Mercury Determination in Fish by Cold Vapor Atomic Fluorescence Spectroscopy

Mercury is a toxic element with harmful effects that are well documented and understood. The consumption of fish is the primary source of mercury absorption for the general public. Because fish can bio-accumulate mercury, unacceptably high levels of mercury appear in fish taken from pristine waters. Fish tissue sometimes can be more than 100,000 times more concentrated in mercury than their indigenous waters.

Often, warnings related to fish in specified bodies of water or to certain species of fish limit recommended consumption for the entire population or those at high risk such as women of child-bearing age. This technical note describes the determination of mercury in fish tissue using a fully automated cold vapor atomic fluorescence analyzer.

Sample Preparation

A variety of canned tuna samples were purchased along with a lyophilized dogfish reference material (Dorm-2) provided by the National Research Council of Canada. The digestion procedure was modified from Digestion I found in the USEPA Method 1631 Appendix. Each of the tuna samples was opened and liquids drained. Samples were patted dry between paper towels. For each sample two separate aliquots of approximately 0.25 gram were transferred to 50mL polypropylene test tubes. To each aliquot we added 5.0mL of 3:1 (w/w) H2SO4:HNO3 and let stand at room temperature for 2 hours. Next the samples were heated to 80°C for 40 minutes. At this point all samples are liquefied. We added 15.0mLs of 6N HCL, 3.0mLs of 0.1N BrCl solution and 4.0mLs of de-ionized water. The BrCl solution is the same that is identified on USEPA Method 245.7. After mixing, the samples were heated to 60°C for 60 minutes. Samples were yellow in color and clear solutions without any precipitate. Before analysis, each sample was diluted 1:10 with 2 percent (w/v) HCl and 0.1mL of hydroxylamine hydrochloride was added to remove free bromine.
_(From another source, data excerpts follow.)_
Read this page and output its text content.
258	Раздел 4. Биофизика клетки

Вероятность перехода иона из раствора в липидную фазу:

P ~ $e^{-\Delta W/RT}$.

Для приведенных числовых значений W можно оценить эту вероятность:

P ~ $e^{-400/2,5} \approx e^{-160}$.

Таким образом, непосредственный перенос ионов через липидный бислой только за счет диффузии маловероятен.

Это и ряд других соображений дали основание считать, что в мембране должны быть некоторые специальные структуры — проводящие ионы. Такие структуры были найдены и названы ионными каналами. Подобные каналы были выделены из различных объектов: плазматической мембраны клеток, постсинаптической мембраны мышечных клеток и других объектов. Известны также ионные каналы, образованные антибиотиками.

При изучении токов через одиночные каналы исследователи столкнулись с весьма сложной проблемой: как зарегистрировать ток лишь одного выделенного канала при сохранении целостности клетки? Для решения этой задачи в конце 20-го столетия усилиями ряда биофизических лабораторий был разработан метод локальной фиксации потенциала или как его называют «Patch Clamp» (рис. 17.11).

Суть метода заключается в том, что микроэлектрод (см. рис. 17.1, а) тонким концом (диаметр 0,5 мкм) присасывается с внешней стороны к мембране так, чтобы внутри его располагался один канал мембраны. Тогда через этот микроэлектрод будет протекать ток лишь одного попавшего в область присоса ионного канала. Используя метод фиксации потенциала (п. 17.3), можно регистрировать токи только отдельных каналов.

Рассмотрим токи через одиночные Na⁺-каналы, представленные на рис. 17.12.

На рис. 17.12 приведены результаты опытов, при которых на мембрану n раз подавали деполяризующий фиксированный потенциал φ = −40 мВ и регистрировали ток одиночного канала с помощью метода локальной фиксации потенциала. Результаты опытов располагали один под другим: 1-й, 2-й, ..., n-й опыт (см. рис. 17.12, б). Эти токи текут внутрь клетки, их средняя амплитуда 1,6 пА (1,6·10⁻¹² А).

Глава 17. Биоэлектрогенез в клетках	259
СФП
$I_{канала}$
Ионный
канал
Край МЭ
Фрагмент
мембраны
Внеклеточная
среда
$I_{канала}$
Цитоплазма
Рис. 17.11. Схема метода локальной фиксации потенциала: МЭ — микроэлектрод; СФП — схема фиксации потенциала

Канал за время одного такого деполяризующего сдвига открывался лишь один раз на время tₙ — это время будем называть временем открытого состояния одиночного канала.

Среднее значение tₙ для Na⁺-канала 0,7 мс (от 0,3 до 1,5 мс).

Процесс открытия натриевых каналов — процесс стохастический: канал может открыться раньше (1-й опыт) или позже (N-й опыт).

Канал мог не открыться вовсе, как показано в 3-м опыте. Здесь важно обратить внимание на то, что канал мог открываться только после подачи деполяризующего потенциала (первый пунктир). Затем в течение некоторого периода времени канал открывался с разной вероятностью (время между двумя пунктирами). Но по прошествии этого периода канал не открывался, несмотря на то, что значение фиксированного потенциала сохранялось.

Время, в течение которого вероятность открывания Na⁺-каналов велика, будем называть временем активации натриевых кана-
For calibration standards, 4.0mLs of standard was added to polypropylene test tubes. All sample reagents were added to each standard cup, except for the 4.0mLs of de-ionized water. Table 1 summarizes the digestion procedure.

Analysis

Another analyzer that uses a dual detector approach for routine work in the sub-parts-per-thousand (ppt) to high parts-per-billion (ppb) range was also employed. It has been designed for compliance with EPA methods 1631 and 245.7 and with European Standards EN-13506 and EN-12338. This analyzer provides a prescreen mode to protect the high sensitivity gold amalgamators from contamination. It was also employed in the direct fluorescence mode for the analysis. Instrument conditions were:

• Carrier gas: 0.3 LPM Argon
• Pump Speed: 5 mL/min
• Rinse time: 60 secs.
• Uptake time: 20 secs.
• Integration: 45 secs.
• Reductant: 10 percent SnCl2 in 10 percent HCl (w/w)
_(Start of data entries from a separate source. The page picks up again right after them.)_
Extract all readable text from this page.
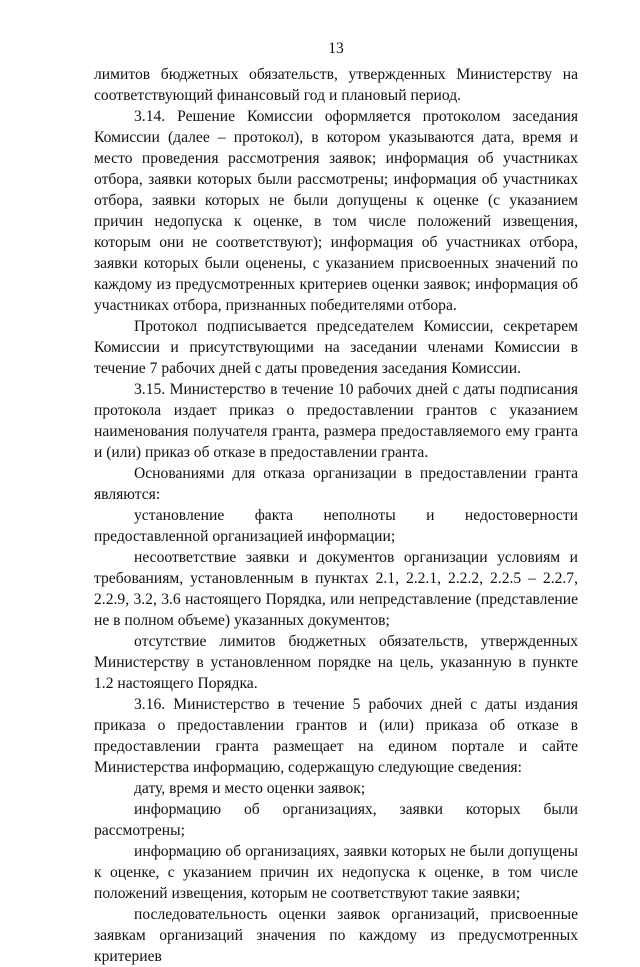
13

лимитов бюджетных обязательств, утвержденных Министерству на соответствующий финансовый год и плановый период.

3.14. Решение Комиссии оформляется протоколом заседания Комиссии (далее – протокол), в котором указываются дата, время и место проведения рассмотрения заявок; информация об участниках отбора, заявки которых были рассмотрены; информация об участниках отбора, заявки которых не были допущены к оценке (с указанием причин недопуска к оценке, в том числе положений извещения, которым они не соответствуют); информация об участниках отбора, заявки которых были оценены, с указанием присвоенных значений по каждому из предусмотренных критериев оценки заявок; информация об участниках отбора, признанных победителями отбора.

Протокол подписывается председателем Комиссии, секретарем Комиссии и присутствующими на заседании членами Комиссии в течение 7 рабочих дней с даты проведения заседания Комиссии.

3.15. Министерство в течение 10 рабочих дней с даты подписания протокола издает приказ о предоставлении грантов с указанием наименования получателя гранта, размера предоставляемого ему гранта и (или) приказ об отказе в предоставлении гранта.

Основаниями для отказа организации в предоставлении гранта являются:

установление факта неполноты и недостоверности предоставленной организацией информации;

несоответствие заявки и документов организации условиям и требованиям, установленным в пунктах 2.1, 2.2.1, 2.2.2, 2.2.5 – 2.2.7, 2.2.9, 3.2, 3.6 настоящего Порядка, или непредставление (представление не в полном объеме) указанных документов;

отсутствие лимитов бюджетных обязательств, утвержденных Министерству в установленном порядке на цель, указанную в пункте 1.2 настоящего Порядка.

3.16. Министерство в течение 5 рабочих дней с даты издания приказа о предоставлении грантов и (или) приказа об отказе в предоставлении гранта размещает на едином портале и сайте Министерства информацию, содержащую следующие сведения:

дату, время и место оценки заявок;

информацию об организациях, заявки которых были рассмотрены;

информацию об организациях, заявки которых не были допущены к оценке, с указанием причин их недопуска к оценке, в том числе положений извещения, которым не соответствуют такие заявки;

последовательность оценки заявок организаций, присвоенные заявкам организаций значения по каждому из предусмотренных критериев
The original concentration of the calibration standards was entered into the calibration table. Original concentrations were 0.00, 1.00, 2.00, 6.00, 20.00, 50.00, and 100.0 ppb. The actual concentration of the standards was (standard volume/final volume)/(dilution) or (4.0 mL/27mL)/10 or 0.0148 the original concentration. The calibration fit is shown in Figure 1. The linearity is excellent with a correlation coefficient of 0.9998.
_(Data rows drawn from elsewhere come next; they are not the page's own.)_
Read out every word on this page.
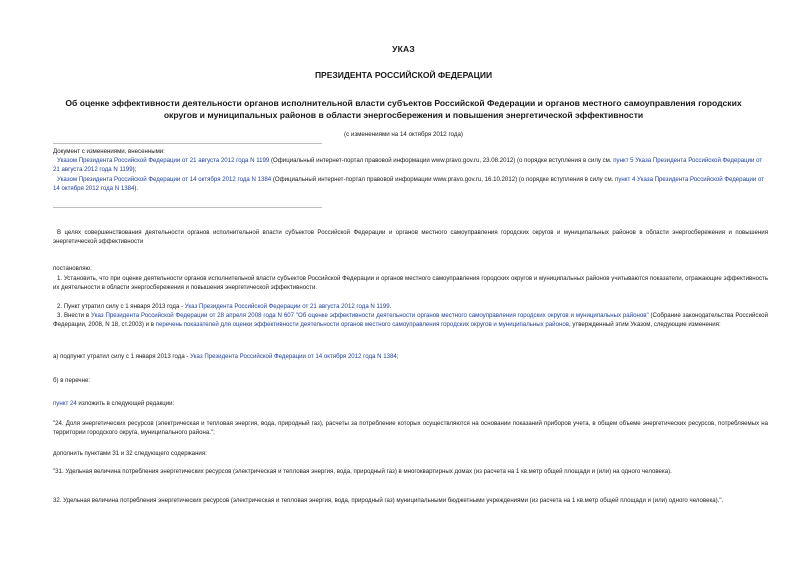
УКАЗ
ПРЕЗИДЕНТА РОССИЙСКОЙ ФЕДЕРАЦИИ
Об оценке эффективности деятельности органов исполнительной власти субъектов Российской Федерации и органов местного самоуправления городских
округов и муниципальных районов в области энергосбережения и повышения энергетической эффективности
(с изменениями на 14 октября 2012 года)
Документ с изменениями, внесенными:
Указом Президента Российской Федерации от 21 августа 2012 года N 1199 (Официальный интернет-портал правовой информации www.pravo.gov.ru, 23.08.2012) (о порядке вступления в силу см. пункт 5 Указа Президента Российской Федерации от 21 августа 2012 года N 1199);
Указом Президента Российской Федерации от 14 октября 2012 года N 1384 (Официальный интернет-портал правовой информации www.pravo.gov.ru, 16.10.2012) (о порядке вступления в силу см. пункт 4 Указа Президента Российской Федерации от 14 октября 2012 года N 1384).
В целях совершенствования деятельности органов исполнительной власти субъектов Российской Федерации и органов местного самоуправления городских округов и муниципальных районов в области энергосбережения и повышения энергетической эффективности
постановляю:
1. Установить, что при оценке деятельности органов исполнительной власти субъектов Российской Федерации и органов местного самоуправления городских округов и муниципальных районов учитываются показатели, отражающие эффективность их деятельности в области энергосбережения и повышения энергетической эффективности.
2. Пункт утратил силу с 1 января 2013 года - Указ Президента Российской Федерации от 21 августа 2012 года N 1199.
3. Внести в Указ Президента Российской Федерации от 28 апреля 2008 года N 607 "Об оценке эффективности деятельности органов местного самоуправления городских округов и муниципальных районов" (Собрание законодательства Российской Федерации, 2008, N 18, ст.2003) и в перечень показателей для оценки эффективности деятельности органов местного самоуправления городских округов и муниципальных районов, утвержденный этим Указом, следующие изменения:
а) подпункт утратил силу с 1 января 2013 года - Указ Президента Российской Федерации от 14 октября 2012 года N 1384;
б) в перечне:
пункт 24 изложить в следующей редакции:
"24. Доля энергетических ресурсов (электрическая и тепловая энергия, вода, природный газ), расчеты за потребление которых осуществляются на основании показаний приборов учета, в общем объеме энергетических ресурсов, потребляемых на территории городского округа, муниципального района.";
дополнить пунктами 31 и 32 следующего содержания:
"31. Удельная величина потребления энергетических ресурсов (электрическая и тепловая энергия, вода, природный газ) в многоквартирных домах (из расчета на 1 кв.метр общей площади и (или) на одного человека).
32. Удельная величина потребления энергетических ресурсов (электрическая и тепловая энергия, вода, природный газ) муниципальными бюджетными учреждениями (из расчета на 1 кв.метр общей площади и (или) одного человека).".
This calibration curve was employed to determine the concentration of mercury in digested sample solutions. To calculate the concentration in the original sample results were multiplied by 4.0 (the volume of standard added) and divided by the sample weight (approximately 0.25gm). The certified reference material was further diluted (1:2) with 2 percent HCl to bring it into calibration range. Results for a variety of tuna appear in Table 2. Two replicates for each aliquot were measured.

Conclusions

The first analyzer provides accurate and reproducible results for the determination of mercury in fish tissue. Its high sensitivity will permit the determination of mercury even in fish where anticipated mercury content is low. Sample preparation using the sulfuric/nitric acid mixture followed by oxidation with bromine monochloride results in complete dissolution without the need for microwave digestion.